On the street, we're stopped twice by people who want to shake his hand. He doesn't seem impressed or flattered. Rather, I would say he finds it natural. When, at the terrace, a man approached our table and said, "Mr. Houellebecq, I just want to say I love your books," the writer replied curtly: "Yes. You're right."
Since love is a theme that's always present in his books, I ask him about his interest in this subject. "Love is for my novels what God is for Dostoevsky’s books. It's a very important theme, for which I haven't found an answer yet." And yet, why do all his love stories end badly (sometimes even tragically)? "Because tragedy is always more interesting." He believes that the couple relationship is becoming less viable nowadays, that divorce is a tragedy, and that the couple worked better in the days when extended families lived together. Today's isolation is not beneficial to the couple relationship.
He tells me out of the blue that feminists are right to hate him. I didn't intend to address the topic of his so-called misogyny, simply because I don't believe in it. In my opinion, the women in his books are not treated disrespectfully. They are equal to men in terms of intelligence, professional life, and even sexuality. When I tell him this, he responds, "That's exactly why feminists hate me. Because the women in my books are equal to men. They want women to be superior."
We headed back to the hotel where a car was already waiting to take him to dinner with his Romanian editor. Only now, when we barely had ten minutes to spend together, did I manage to relax and realize that the feared Houellebecq didn't bite and that he can actually be an agreeable conversation partner if you let him be.
I mention his friend Beigbeder, another “enfant terrible” of French literature. I tell him that Beigbeder loves coming to Romania, perhaps because he's treated like a star every time. "What do you mean he's treated like a star?" Houellebecq asks me. "Does he give more interviews?" I laugh and tell him that he gives enough interviews, but that's not what it's about.
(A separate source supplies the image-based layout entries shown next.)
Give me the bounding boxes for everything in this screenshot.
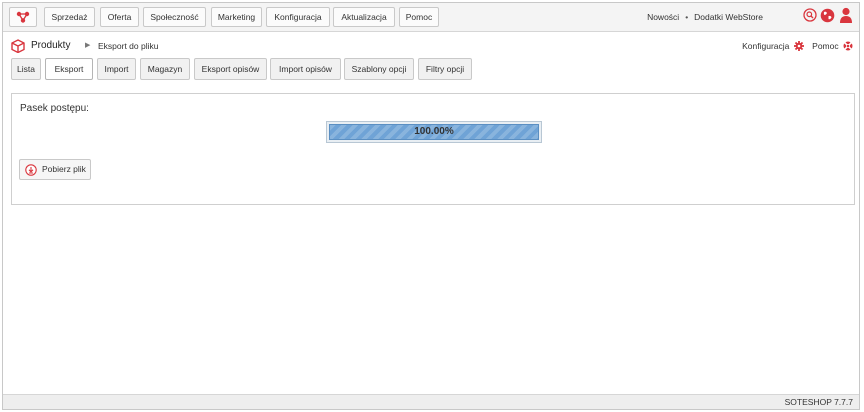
logo-icon [16,11,30,23]
progress-value: 100.00% [414,126,454,137]
version-label: SOTESHOP 7.7.7 [784,397,853,407]
tab-eksport-opisow[interactable]: Eksport opisów [194,58,267,80]
progress-label: Pasek postępu: [20,103,89,114]
search-icon[interactable] [803,8,817,22]
download-file-button[interactable]: Pobierz plik [19,159,91,180]
tab-import[interactable]: Import [97,58,136,80]
news-link[interactable]: Nowości [647,12,679,22]
globe-icon[interactable] [820,8,835,23]
webstore-link[interactable]: Dodatki WebStore [694,12,763,22]
gear-icon[interactable] [793,41,804,51]
download-icon [25,164,37,176]
package-icon [11,39,25,53]
help-link[interactable]: Pomoc [812,41,838,51]
download-file-label: Pobierz plik [42,164,86,174]
top-icons [803,7,855,26]
nav-spolecznosc-button[interactable]: Społeczność [143,7,206,27]
tab-eksport[interactable]: Eksport [45,58,93,80]
tab-import-opisow[interactable]: Import opisów [270,58,341,80]
breadcrumb-products-link[interactable]: Produkty [31,38,70,54]
nav-oferta-button[interactable]: Oferta [100,7,139,27]
progress-bar: 100.00% [326,121,542,143]
link-separator: • [685,12,689,22]
nav-aktualizacja-button[interactable]: Aktualizacja [333,7,395,27]
config-link[interactable]: Konfiguracja [742,41,789,51]
tab-filtry-opcji[interactable]: Filtry opcji [418,58,472,80]
user-icon[interactable] [839,7,853,24]
app-window: Sprzedaż Oferta Społeczność Marketing Ko… [2,2,860,410]
nav-marketing-button[interactable]: Marketing [211,7,262,27]
top-navbar: Sprzedaż Oferta Społeczność Marketing Ko… [3,3,859,32]
progress-track: 100.00% [329,124,539,140]
help-lifebuoy-icon[interactable] [843,41,853,51]
breadcrumb-current: Eksport do pliku [98,41,159,51]
nav-pomoc-button[interactable]: Pomoc [399,7,439,27]
tab-lista[interactable]: Lista [11,58,41,80]
nav-konfiguracja-button[interactable]: Konfiguracja [266,7,330,27]
top-links: Nowości • Dodatki WebStore [647,3,763,32]
export-panel: Pasek postępu: 100.00% Pobierz plik [11,93,855,205]
footer: SOTESHOP 7.7.7 [3,394,859,409]
header-right-links: Konfiguracja Pomoc [742,38,853,54]
tab-magazyn[interactable]: Magazyn [140,58,190,80]
breadcrumb-arrow-icon: ▶ [85,42,91,49]
home-logo-button[interactable] [9,7,37,27]
nav-sprzedaz-button[interactable]: Sprzedaż [44,7,95,27]
tab-szablony-opcji[interactable]: Szablony opcji [344,58,414,80]
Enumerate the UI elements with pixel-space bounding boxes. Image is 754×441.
He's always surrounded by a little "court", and spends the nights in clubs. He just has a great time here. "I don't have any clubs on my schedule!" Houellebecq says. "Of course not!" I laugh. "You were invited here by the French Embassy, a sober institution, not by a young and talented director who staged one of your books!" "That's right," the writer admits. "Plus, you have a reputation... as a serious person, not quite inclined to that kind of fun. Would you really go to a club?" "Hmmm... Mmmm... I don't know... Maybe. I think so..." Pause. "Do you really think I have that kind of reputation?... Maybe you're right. Mmmm... I'll think about it."
We are two steps away from the hotel and Houellebecq tells me that we should part ways here because he's already 15 minutes late and he plans to apologize by saying that he went for a walk and got lost. "I thought you were worried about my reputation," I joke. "Yes, that too," he replies with half a smile as if he would never allow himself to truly smile. We say goodbye, and he tells me with a serious face, "I think I would like to come back to Romania. In Beigbeder's style. I'm probably too serious."